- Born: Oliver Frost London, England
- Education: University College London
- Website: olifro.st

= Oli Frost =

British satirist (born 1991)

Oli Frost (born 1991) is a British satirist and musician, who creates "novelty songs about the climate crisis".

In 2018 he appeared on the show Britain's Got Talent posing as a recorder player who covered hip-hop tracks. His other work includes Lifefaker (a service that helps you fake a perfect life on Instagram), Flopstarter (a crowdfunding platform for bad ideas), and an eBay auction of all his personal data.

== Music ==
Frost appeared on Britain's Got Talent 2018 posing as "Recorda Boi", a recorder player who covered hip-hop tracks. On the show Recorda Boi explained how he wanted to make the recorder cool again.

A lot of people gave up recorder at Mary Had A Little Lamb and Row, Row, Row Your Boat. I kind of kept going…
— Recorda Boi, Britain's Got Talent

In 2020, Frost released The Greta Thunberg Song, which Greta Thunberg recreated the video of. It was followed by a series of other "novelty songs about the climate crisis". Frost's biggest song to date is The Vampire Conspiracy, with over 10 million listens across platforms.

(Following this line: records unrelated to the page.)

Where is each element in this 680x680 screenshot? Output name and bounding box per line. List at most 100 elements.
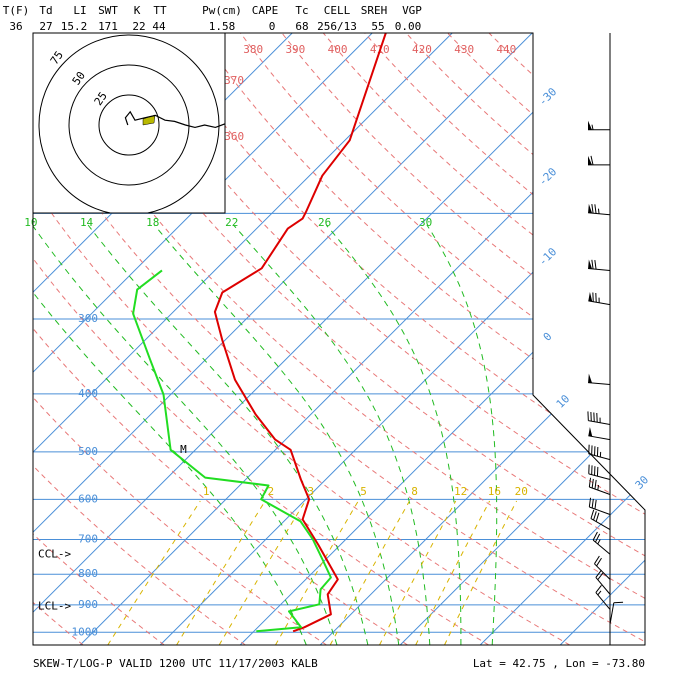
pressure-label: 300 <box>78 312 98 325</box>
barb-staff <box>589 506 611 515</box>
wind-barb <box>592 531 611 555</box>
barb-staff <box>592 539 611 555</box>
barb-flag <box>588 373 593 383</box>
moist-adiabat-label: 30 <box>419 216 432 229</box>
mixing-ratio-label: 20 <box>515 485 528 498</box>
mixing-ratio-line <box>275 500 359 645</box>
header-value: 55 <box>371 20 384 33</box>
moist-adiabat-label: 22 <box>225 216 238 229</box>
dry-adiabat <box>33 33 489 645</box>
wind-barb <box>588 155 610 166</box>
moist-adiabat <box>426 224 498 645</box>
wind-barb <box>588 120 610 131</box>
barb-staff <box>588 473 611 481</box>
mixing-ratio-line <box>329 500 410 645</box>
footer-location: Lat = 42.75 , Lon = -73.80 <box>473 657 645 670</box>
barb-half <box>591 124 594 130</box>
mixing-ratio-line <box>379 500 457 645</box>
mixing-ratio-label: 1 <box>203 485 210 498</box>
barb-full <box>588 477 592 488</box>
pressure-label: 700 <box>78 532 98 545</box>
hodograph-ring-label: 25 <box>92 90 110 108</box>
wind-barb <box>588 497 611 515</box>
barb-staff <box>588 420 611 425</box>
barb-flag <box>588 155 592 165</box>
dry-adiabat <box>364 33 645 645</box>
isotherm <box>399 33 645 645</box>
footer-title: SKEW-T/LOG-P VALID 1200 UTC 11/17/2003 K… <box>33 657 318 670</box>
header-label: TT <box>153 4 167 17</box>
barb-full <box>590 155 594 166</box>
pressure-label: 1000 <box>72 625 99 638</box>
dry-adiabat <box>33 33 408 645</box>
barb-staff <box>595 592 611 610</box>
pressure-label: 800 <box>78 567 98 580</box>
dry-adiabat-label: 380 <box>243 43 263 56</box>
barb-staff <box>609 602 615 625</box>
barb-full <box>595 533 601 543</box>
header-value: 171 <box>98 20 118 33</box>
header-value: 27 <box>39 20 52 33</box>
barb-full <box>594 555 600 565</box>
wind-barb <box>609 601 624 625</box>
dry-adiabat <box>33 33 571 645</box>
dry-adiabat-label: 440 <box>496 43 516 56</box>
moist-adiabat-label: 18 <box>146 216 159 229</box>
hodograph-ring-label: 50 <box>70 69 88 87</box>
moist-adiabat <box>87 224 369 645</box>
moist-adiabat <box>325 224 462 645</box>
dry-adiabat <box>74 33 645 645</box>
wind-barb <box>590 509 611 531</box>
barb-full <box>591 204 594 214</box>
mixing-ratio-line <box>176 500 266 645</box>
barb-full <box>596 557 602 567</box>
header-label: Td <box>39 4 52 17</box>
temperature-profile <box>213 32 387 633</box>
dry-adiabat <box>33 33 246 645</box>
header-label: SWT <box>98 4 118 17</box>
dry-adiabat-label: 420 <box>412 43 432 56</box>
header-label: Pw(cm) <box>202 4 242 17</box>
moist-adiabat <box>33 224 307 645</box>
barb-full <box>592 531 598 541</box>
profiles <box>132 32 387 633</box>
wind-barb <box>595 584 611 610</box>
mixing-ratio-label: 3 <box>307 485 314 498</box>
header-value: 44 <box>152 20 166 33</box>
wind-barbs <box>587 33 624 645</box>
dry-adiabat <box>33 33 327 645</box>
wind-barb <box>588 477 611 496</box>
level-marker: CCL-> <box>38 547 71 560</box>
barb-full <box>588 497 592 508</box>
mixing-ratio-label: 12 <box>454 485 467 498</box>
header-value: 22 <box>132 20 145 33</box>
moist-adiabat-label: 26 <box>318 216 331 229</box>
dry-adiabat-label: 400 <box>328 43 348 56</box>
hodograph-ring <box>98 94 160 156</box>
barb-staff <box>595 577 611 595</box>
m-marker: M <box>180 443 187 456</box>
pressure-label: 600 <box>78 492 98 505</box>
moist-adiabat <box>233 224 431 645</box>
hodograph-ring <box>38 34 220 213</box>
dry-adiabat-label: 360 <box>224 130 244 143</box>
barb-full <box>591 259 594 270</box>
isotherm <box>33 33 613 645</box>
header-value: 0.00 <box>395 20 422 33</box>
barb-half <box>597 208 600 214</box>
moist-adiabat <box>154 224 400 645</box>
header-value: 256/13 <box>317 20 357 33</box>
dry-adiabat <box>33 33 645 645</box>
mixing-ratio-label: 8 <box>411 485 418 498</box>
isotherm <box>33 33 373 645</box>
barb-full <box>591 498 594 509</box>
wind-barb <box>588 444 611 461</box>
mixing-ratio-line <box>107 500 201 645</box>
barb-full <box>594 260 597 270</box>
dry-adiabat <box>33 33 645 645</box>
barb-full <box>595 584 602 593</box>
barb-full <box>595 569 602 578</box>
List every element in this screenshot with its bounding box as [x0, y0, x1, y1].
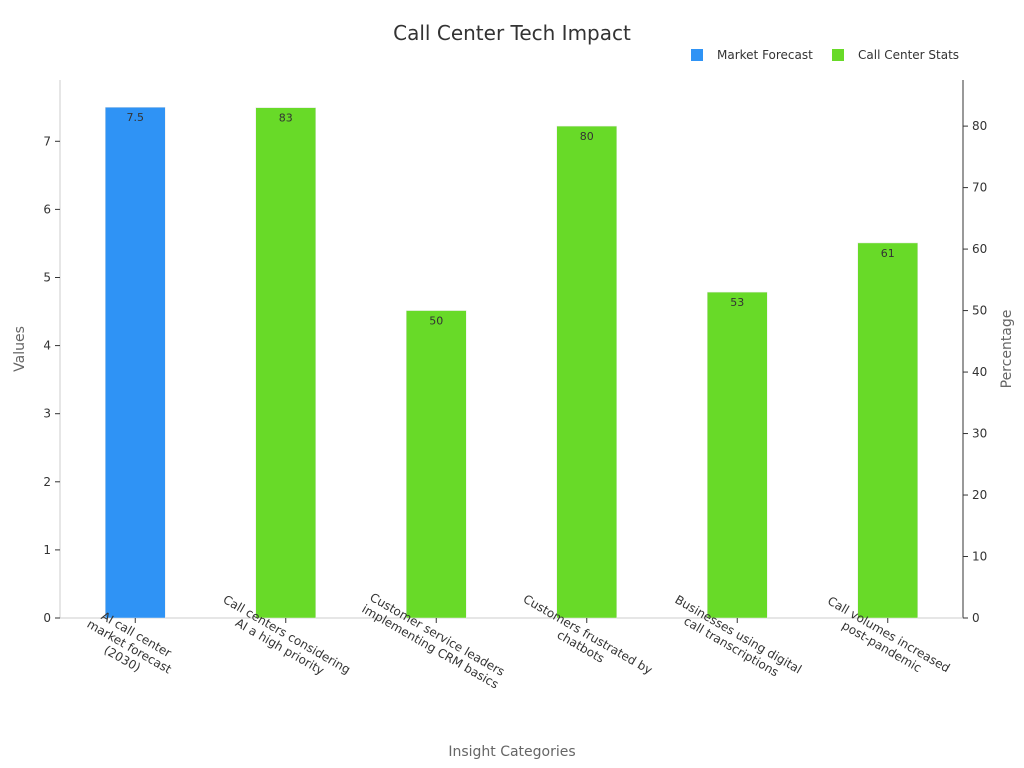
data-label-call-center-stats: 50: [429, 315, 443, 328]
y2-tick-label: 0: [972, 611, 980, 625]
y-tick-label: 1: [43, 543, 51, 557]
bar-call-center-stats: [556, 125, 617, 619]
legend-swatch-market-forecast: [691, 49, 703, 61]
data-label-call-center-stats: 83: [279, 112, 293, 125]
y-tick-label: 0: [43, 611, 51, 625]
y-tick-label: 2: [43, 475, 51, 489]
data-label-call-center-stats: 53: [730, 296, 744, 309]
legend[interactable]: Market Forecast Call Center Stats: [691, 48, 959, 62]
bar-call-center-stats: [857, 242, 918, 619]
data-label-call-center-stats: 61: [881, 247, 895, 260]
legend-label-market-forecast: Market Forecast: [717, 48, 813, 62]
chart-title: Call Center Tech Impact: [393, 21, 631, 45]
y2-tick-label: 50: [972, 304, 987, 318]
data-label-market-forecast: 7.5: [127, 111, 145, 124]
legend-label-call-center-stats: Call Center Stats: [858, 48, 959, 62]
legend-item-call-center-stats[interactable]: Call Center Stats: [832, 48, 959, 62]
y-tick-label: 6: [43, 202, 51, 216]
legend-swatch-call-center-stats: [832, 49, 844, 61]
y2-tick-label: 20: [972, 488, 987, 502]
bar-market-forecast: [105, 106, 166, 619]
y-axis-title: Values: [12, 326, 28, 372]
x-axis-title: Insight Categories: [448, 744, 575, 760]
y2-tick-label: 70: [972, 181, 987, 195]
y2-tick-label: 40: [972, 365, 987, 379]
y2-tick-label: 10: [972, 550, 987, 564]
y-tick-label: 3: [43, 407, 51, 421]
y2-axis-title: Percentage: [999, 310, 1015, 389]
y-tick-label: 7: [43, 134, 51, 148]
bar-call-center-stats: [406, 310, 467, 619]
y2-tick-label: 60: [972, 242, 987, 256]
y2-tick-label: 80: [972, 119, 987, 133]
y-tick-label: 4: [43, 339, 51, 353]
bar-call-center-stats: [255, 107, 316, 619]
y-tick-label: 5: [43, 270, 51, 284]
data-label-call-center-stats: 80: [580, 130, 594, 143]
bar-call-center-stats: [707, 291, 768, 619]
legend-item-market-forecast[interactable]: Market Forecast: [691, 48, 813, 62]
y2-tick-label: 30: [972, 427, 987, 441]
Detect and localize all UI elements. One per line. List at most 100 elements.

Frost started his musical career as a drummer; however, he told Canary Media that he "developed a drummer complex of not wanting to be just a drummer," so he learned more instruments. He named Flight of the Conchords as an inspiration for his climate change-themed novelty songs.

== Work ==

=== Lifefaker.com ===

In 2018, Frost "founded" Lifefaker.com, a startup which appeared to sell photos that could help users fake a perfect life on Instagram. However, when visitors tried to buy the photos they instead found the site was part of a campaign by mental health startup Sanctus. In an interview he explained how the idea came to him.

“Last year I fractured both my knees falling off a chair I’d stood on to take an aerial photo of my rainbow bowl… After the accident I thought about quitting social media for a while. And then I had a better idea: Lifefaker.com.”
— Oli Frost, i-d

The site was covered in the media around the world and provoked online discussions on how social media impacts our mental health.

=== eBay Data Sale ===

In May 2018, Frost put an archive of all his personal data on eBay. According to his listing, the data included "every like, post, and inane comment since I was 16," "photos dating back to when I had a fringe and listened to Billy Talent," and "loads more, like who I vote for, my boss's name, and where all my family live". Within 24 hours the auction had £300 in bids, with 44 bidders and 5 days remaining. However, an hour after the story appeared on news sites, eBay removed the listing on the grounds it might violate Facebook's Terms and Conditions. Frost later apologised on his blog for mistakenly thinking he owned his personal data.

I realised that I’d been giving away my data for free for ages, and decided it was time to cash in.
— Oli Frost, Vice

=== Flopstarter ===

Frost is the creator and editor of the site Flopstarter, a crowdfunding site for bad ideas. The site allows users to submit and back projects such as "Natural Death Beef", "1D Printers", and "Coconut Shampoo for Coconuts". Presenter Richard Bacon described the site as "basically, a really good idea about really bad ideas".

== Activism ==

In 2015, Frost co-created The Homeless Period, a campaign to get homeless women better access to sanitary care. The campaign's petition to give shelters an allowance to buy sanitary products passed its goal of 100,000 signatures and in 2016 was raised in UK Parliament.

The campaign gave rise to numerous local projects around the world that organise the collection and distribution of sanitary products to shelters and foodbanks.